When the alarms went off, he wasn’t surprised. They’d found the corporal and private out on the moorland, or they’d found the Land Rover parked up and checked the paperwork. It was irrelevant which.
As the first soldier hurtled through the doorway, Bunty pointed at the far end of the hut away from the women and children.
“Back there,” she screeched. “He has a gun.” She was a woman used to issuing orders, her voice loud and authoritative over the screaming children. Which is why the soldier was watching her and not the shadow by the door who knocked him to the ground with one ferocious punch.
“This animal attacked us,” she pointed at the unconscious man, as three more soldiers dashed through the doorway, almost knocking each other out of the way in their rush.
“Search the hut for weapons.” North issued the order like he was born to it as he strode out. “Don’t harm the prisoners. Bar the doors and don’t let anyone else in here.”
In the main camp, nasty boys poured from buildings, transforming their own base into a battlefield full of armed and dangerous men in pursuit of an unknown enemy. Adrenalin. Weaponry. Inexperienced soldiery. The perfect conditions to get shot.
And he was still locked behind an electric fence.
Could he blag his way out like he blagged his way in? Not for one second. The camp was in lock down.
He summoned the soldier who let him pass through into the hostages’ enclosure. The nasty boy came close to the gate and North gestured for him to release the lock on his side. He needed out, urgently if not sooner.
From a safe distance, the guard called out: “Orders says when the klaxon goes off nobody’s getting out of there. We need the prisoners secure.”
North nodded. Of course, the prisoners needed to be secure.
“Yep. But you need this – quick, man.” He held out Walsh’s Bible, careful to keep the gilt edges in hand so the soldier couldn’t see what it was. The Bible was stolen, but he didn’t think Walsh would mind. “It’s how they’re communicating with the outside. You need to take it to the CO. Right now, before the next transmission.”

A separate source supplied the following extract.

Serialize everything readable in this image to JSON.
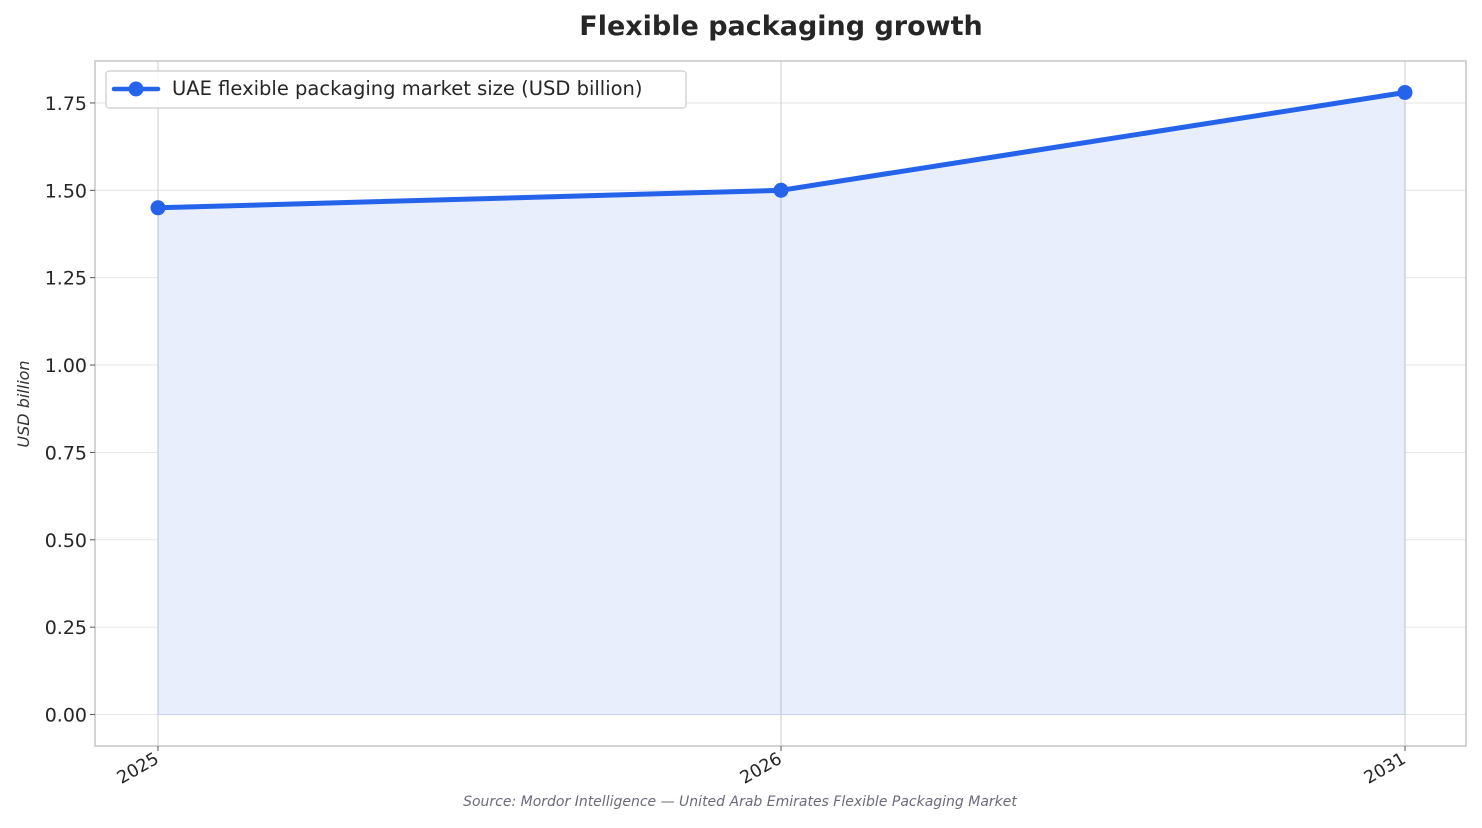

The boy swore, opened the first gate, stepped into no man’s land, then hesitated, glancing behind him.
“Hurry, soldier,” said North, “or we’re all buggered. You and me most of all.” He pointed towards the shed as if he feared a surge of rioting prisoners.
The boy drew close to the fence, to North’s outstretched hand, and North shot him once through the kneecap. As he dropped to the ground, North reached through and hooked the key.
Shock was the only thing stopping up a scream, but it was coming. One second. Two. North stepped over the writhing figure whose bloody hands clutched at the shattered kneecap. It was a hard lesson, but he was still alive to learn from it. Who did he think he was guarding? What crimes did he think dying men and little children committed? The guard opened his mouth to scream in agony, and inside his teeth were rotten. North couldn’t have him shouting for help. He balled his fist and put him out cold. Best pain relief he knew.
The recruits were trigger-happy and North’s wasn’t the only shot fired. He moved at a fair trot, but not running. The pace of a man under orders from command. Heading for someplace he was supposed to be.
Pulling open the door of the eight-wheeler, he hauled out the driver by his arm and leg. A yell of protest before the man’s bald head smashed down against the pavement. North heaved himself up and into the cab, throwing the rifle on to the passenger seat, locking the doors, and turning the key in the ignition all in the same movement.
There was a shout and the rapid report of gunfire as the driver’s crumpled body was spotted. North crunched through the gears to throw the juggernaut into reverse and straight through the row of cars behind, the crunch of metal against metal, the shattering of glass and shouts of angry men. North swung the huge wheel and crunched his way back up the gears as he accelerated away – a mini with a Union Jack on its roof caught in his back bumper dragging behind him. North grinned. It was what he’d hoped. Some clever soul had souped up the engine to cope with the iron screens protecting the windscreen and front of the cab. His boot against the metal pedal against the floor, the engine roared and he ducked as a bullet came through the window ploughing straight into the back of the vinyl seat.
A Land Rover took off behind him, then another, but they couldn’t get past as he swung the huge wheel first one way and then another, the mini shaking loose, tipping and rolling as one of the 4x4s smashed into its front end.
The barrier was down. The mesh gates closed. The sentries had their General Purpose Machine Guns ready and, he was guessing, fixed for sustained fire. A glimpse of the Welsh guard’s face. I’ll be sure to get the CO to copy you in. The bullet spray came hard and fast into the windscreen, the glass splintering, cobwebs breaking out across the entire screen as the lorry smashed through the barrier and into the mesh of the gates. The impact shuddered through his foot, his leg bones and up into his spine, and for a nano-second North wondered how it would be to die at the wheel, before the gates gave with a shriek of metal, and he was through and on to the open moorland.